Worrying that your home equity matters.
Many people are house-rich and cash-poor, meaning they have their life savings tied up in the equity of their homes and would rather not sell their house in order to get at the money to pay for college.
The good news is that at most state and private colleges and universities, the equity in your primary home is a non-issue, said O’Shaughnessy. That’s because most schools only require families to complete the FAFSA (Free Application for Federal Student Aid) when applying for financial aid and the FAFSA doesn’t even ask about home equity. What you just heard was a collective sigh of relief coming from California and other states where home prices have long been inflated and there are many “paper millionaires.”
There are, however, roughly 260 schools, nearly all private, that are quite interested in the value of your house and how these schools treat home equity varies dramatically, O’Shaughnessy said. The schools in this category include the nation’s most prestigious institutions. These colleges use an additional financial aid form called the CSS/Financial Aid PROFILE.

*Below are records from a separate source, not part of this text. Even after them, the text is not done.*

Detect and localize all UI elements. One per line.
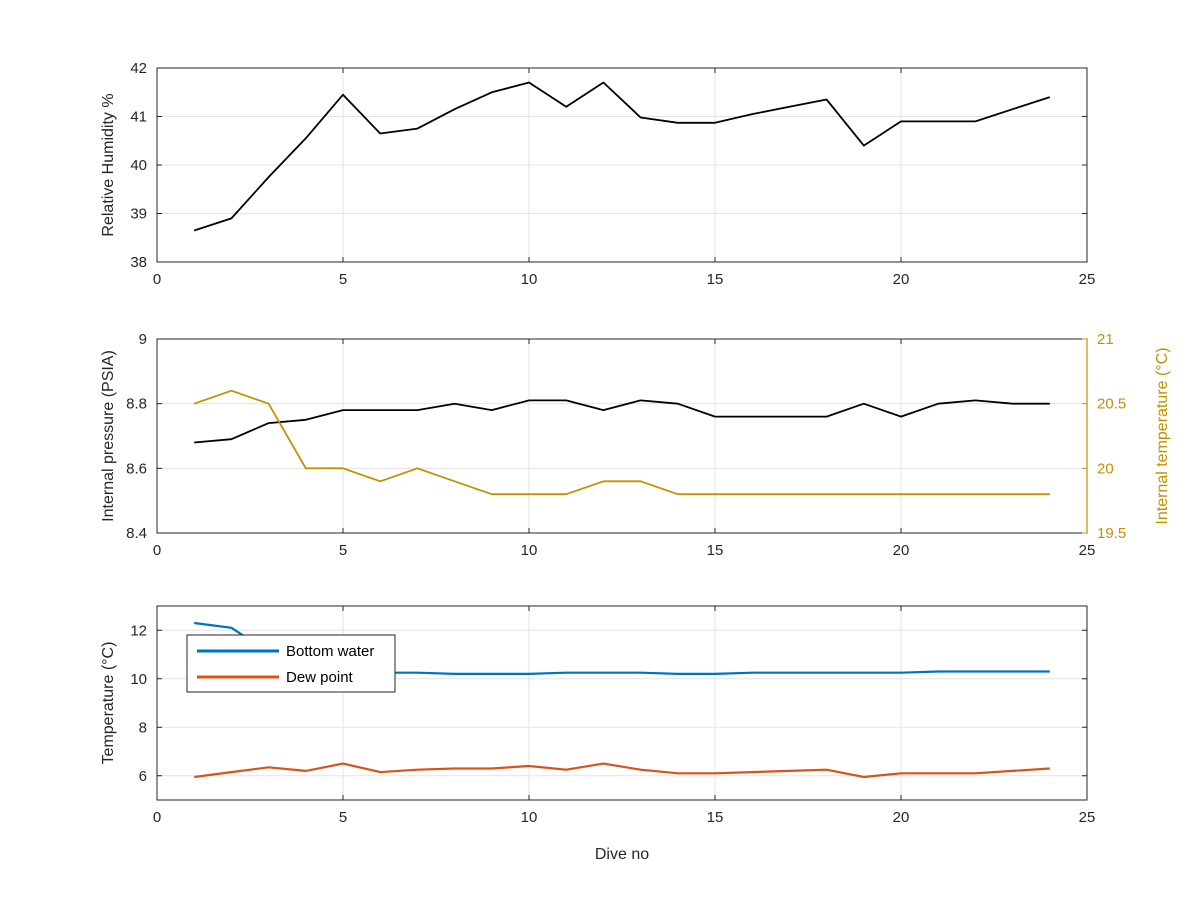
series-line-1 (194, 399, 1050, 444)
plot-area (157, 339, 1087, 533)
y-tick-label: 8.8 (126, 396, 147, 413)
x-tick-label: 20 (893, 542, 910, 559)
x-tick-label: 5 (339, 809, 347, 826)
x-tick-label: 10 (521, 809, 538, 826)
y-tick-label: 41 (130, 109, 147, 126)
y-axis-label: Temperature (°C) (100, 642, 117, 765)
chart-panel-2: 0 5 10 15 20 25 8.4 8.6 8.8 9 19.5 20 20.5 21 Internal… (100, 331, 1171, 559)
y2-tick-label: 20 (1097, 460, 1114, 477)
legend-label-1: Bottom water (286, 643, 374, 660)
y-tick-label: 38 (130, 254, 147, 271)
y2-axis-label: Internal temperature (°C) (1154, 347, 1171, 524)
x-tick-label: 0 (153, 271, 161, 288)
x-tick-label: 10 (521, 271, 538, 288)
legend-label-2: Dew point (286, 669, 354, 686)
y-tick-label: 40 (130, 157, 147, 174)
chart-panel-3: 0 5 10 15 20 25 6 8 10 12 Temperature (°C) Dive no B… (100, 605, 1096, 863)
series-line-2 (194, 762, 1050, 779)
y-tick-label: 42 (130, 60, 147, 77)
chart-panel-1: 0 5 10 15 20 25 38 39 40 41 42 Relative Humidity % (100, 60, 1095, 288)
y-tick-label: 8.6 (126, 460, 147, 477)
x-tick-label: 5 (339, 542, 347, 559)
y-axis-label: Relative Humidity % (100, 93, 117, 236)
y-tick-label: 9 (139, 331, 147, 348)
x-tick-label: 25 (1079, 271, 1096, 288)
series-line-2 (193, 389, 1050, 496)
x-tick-label: 25 (1079, 542, 1096, 559)
y-tick-label: 8 (139, 719, 147, 736)
x-tick-label: 20 (893, 271, 910, 288)
x-tick-label: 15 (707, 271, 724, 288)
y-tick-label: 6 (139, 768, 147, 785)
series-line-1 (193, 81, 1051, 232)
y-axis-label: Internal pressure (PSIA) (100, 350, 117, 522)
y2-tick-label: 19.5 (1097, 525, 1126, 542)
x-tick-label: 0 (153, 809, 161, 826)
y-tick-label: 12 (130, 622, 147, 639)
legend-box (186, 634, 396, 693)
x-tick-label: 15 (707, 542, 724, 559)
y-tick-label: 8.4 (126, 525, 147, 542)
y-tick-label: 10 (130, 671, 147, 688)
x-tick-label: 25 (1079, 809, 1096, 826)
y-tick-label: 39 (130, 206, 147, 223)
x-tick-label: 10 (521, 542, 538, 559)
x-tick-label: 15 (707, 809, 724, 826)
x-tick-label: 5 (339, 271, 347, 288)
axes-box (156, 605, 1088, 801)
x-axis-label: Dive no (595, 846, 649, 863)
y2-tick-label: 20.5 (1097, 396, 1126, 413)
y2-tick-label: 21 (1097, 331, 1114, 348)
x-tick-label: 20 (893, 809, 910, 826)
legend: Bottom water Dew point (186, 634, 396, 693)
x-tick-label: 0 (153, 542, 161, 559)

Depending on how schools treat your home equity, your chances of getting financial aid could blow up while at other institutions your money in your house won’t be jeopardized even if you are living in an exclusive zip code, notes O’Shaughnessy.

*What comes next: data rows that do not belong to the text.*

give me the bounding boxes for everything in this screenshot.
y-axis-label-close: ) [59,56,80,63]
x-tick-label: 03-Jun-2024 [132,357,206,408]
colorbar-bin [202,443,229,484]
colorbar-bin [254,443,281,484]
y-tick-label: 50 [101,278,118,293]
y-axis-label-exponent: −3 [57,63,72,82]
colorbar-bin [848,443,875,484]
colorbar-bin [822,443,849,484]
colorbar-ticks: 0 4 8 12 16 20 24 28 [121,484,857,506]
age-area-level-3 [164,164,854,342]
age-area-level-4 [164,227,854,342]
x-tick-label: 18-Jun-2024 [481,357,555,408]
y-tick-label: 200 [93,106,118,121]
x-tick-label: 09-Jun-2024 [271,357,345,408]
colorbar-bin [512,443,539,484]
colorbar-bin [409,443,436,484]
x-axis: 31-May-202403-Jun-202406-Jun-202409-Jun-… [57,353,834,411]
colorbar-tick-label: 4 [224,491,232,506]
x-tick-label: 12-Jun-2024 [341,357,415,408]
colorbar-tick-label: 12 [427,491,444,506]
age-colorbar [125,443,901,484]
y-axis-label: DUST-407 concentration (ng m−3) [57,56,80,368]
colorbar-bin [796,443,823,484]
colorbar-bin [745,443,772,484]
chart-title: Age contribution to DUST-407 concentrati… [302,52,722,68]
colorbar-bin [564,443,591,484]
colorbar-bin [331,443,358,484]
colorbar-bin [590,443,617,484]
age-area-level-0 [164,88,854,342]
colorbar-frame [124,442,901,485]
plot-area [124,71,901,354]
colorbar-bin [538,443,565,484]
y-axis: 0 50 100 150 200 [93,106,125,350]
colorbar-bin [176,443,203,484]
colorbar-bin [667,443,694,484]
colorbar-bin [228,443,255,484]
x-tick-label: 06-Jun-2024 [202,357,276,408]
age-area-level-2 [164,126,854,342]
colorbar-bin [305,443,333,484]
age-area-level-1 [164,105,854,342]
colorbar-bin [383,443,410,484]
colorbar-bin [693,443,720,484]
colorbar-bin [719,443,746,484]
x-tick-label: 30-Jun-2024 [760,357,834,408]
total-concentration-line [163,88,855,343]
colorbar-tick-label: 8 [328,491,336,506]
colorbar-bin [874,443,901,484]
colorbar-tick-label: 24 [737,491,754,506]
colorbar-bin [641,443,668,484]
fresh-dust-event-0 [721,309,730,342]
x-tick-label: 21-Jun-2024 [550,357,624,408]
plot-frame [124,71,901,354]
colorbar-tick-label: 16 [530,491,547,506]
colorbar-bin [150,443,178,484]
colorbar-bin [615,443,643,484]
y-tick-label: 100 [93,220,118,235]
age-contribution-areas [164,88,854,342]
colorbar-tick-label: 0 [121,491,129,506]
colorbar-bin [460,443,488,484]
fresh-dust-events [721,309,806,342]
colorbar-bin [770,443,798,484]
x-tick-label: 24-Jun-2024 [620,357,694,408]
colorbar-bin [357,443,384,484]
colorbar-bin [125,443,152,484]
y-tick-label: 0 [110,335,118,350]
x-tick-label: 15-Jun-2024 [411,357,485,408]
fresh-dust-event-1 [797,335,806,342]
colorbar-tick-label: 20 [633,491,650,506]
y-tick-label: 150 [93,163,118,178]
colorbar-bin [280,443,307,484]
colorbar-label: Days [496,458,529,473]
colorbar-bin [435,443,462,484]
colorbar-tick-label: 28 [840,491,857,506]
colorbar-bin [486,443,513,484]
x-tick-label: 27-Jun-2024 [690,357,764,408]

One big drag, she said, is that while you can technically appeal any financial aid decision, you are at a disadvantage time-wise — you only get a couple of weeks to let the college know if you accept its offer — and you don’t actually know what the school considered when factoring what aid to give you. So did they count your home equity or not?
Not knowing how to evaluate an offer.
O’Shaughnessy says financial aid offers are intentionally designed to confuse families. The one thing parents really want to know is “what is my EFC (Expected Family Contribution?”) And sometimes, that answer is convoluted. Does it include room and board, all fees, or just tuition?
Sometimes, schools don’t identify loans as loans but insist on calling it “financial aid.”O’Shaughnessy recommends the website College Abacus to compare offers.
Thinking Community College is a great fallback.
For some, it may be. But let’s take a reality check on community colleges. They are inexpensive and allow students to go to school part time and work. The problem is that overwhelmingly when they do that, they don’t finish. Many are eligible for Pell Grants — which would give them the money they need to live while they study — but don’t apply. Yes, some motivated kids who do graduate two-year schools do go on to four-year universities — but many more never get to that stage. Placement tests are required at four-year schools and students don’t know they need to prepare –practice — for those tests, said O’Shaughnessy.
If your student wasn’t motivated in high school to get good grades, why do you think he or she will be motivated in junior college to get the grades for a four-year college?